On 16 and 17 June, four executives of Amesys and Nexa Technologies were indicted by investigating judges of the crimes against humanity and war crimes unit of the Paris Judicial Court for complicity in torture in the Libyan portion of the investigation and complicity in torture and enforced disappearance in the Egyptian portion.

The two companies are accused of having supplied surveillance technology to authoritarian regimes in Libya and Egypt.

These indictments arise from two separate complaints filed by the International Federation for Human Rights (FIDH) and the French League for Human Rights (LDH), which denounced the companies for the sale of surveillance technology to the Libyan regime of Muammar Gaddafi (in 2007) and the Egyptian regime of Abdel Fattah al-Sisi (in 2014).

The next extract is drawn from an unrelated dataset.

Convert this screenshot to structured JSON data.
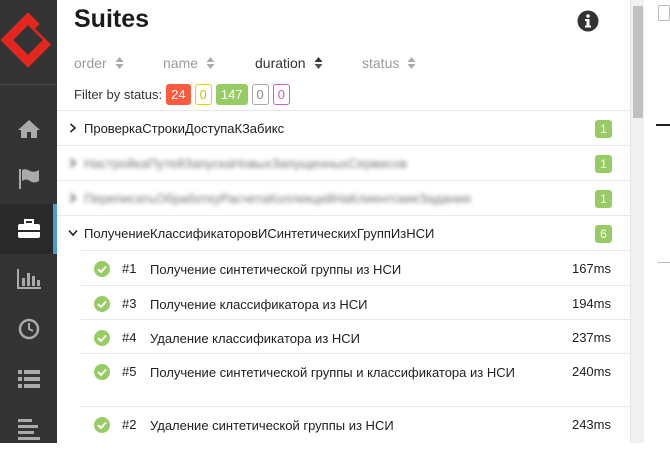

On 19 October 2011, our organisations filed a first complaint against Amesys following the revelations published in the Wall Street Journal and WikiLeaks. In 2013, FIDH accompanied Libyan victims of the Gaddafi regime who testified before judges about the way they had been identified and then arrested and tortured, after having been subjected to surveillance by the Libyan security services.

On 9 November 2017, FIDH and LDH, with the support of the Cairo Institute for Human Rights Studies, filed a complaint with the crimes against humanity and war crimes unit of the Paris Public Prosecutor’s Office regarding the participation of this same company (which has since become Nexa Technologies) in the repressive operations carried out by Sisi’s regime, through the sale of surveillance equipment.

This request to open a new investigation for acts of complicity in torture and enforced disappearances committed in Egypt followed revelations by the French newspaper Télérama in July 2017, according to which the company Amesys had “changed its name and shareholders to sell its services to the new Egyptian government—without the French state finding fault with this.”

In May 2017, Amesys was placed under the status of assisted witness for complicity in acts of torture committed in Libya between 2007 and 2011.

Since then, our organisations and the civil parties who had the courage to testify before the French justice system have been waiting for developments in these cases, and had repeatedly expressed incomprehension at the slow pace of progress.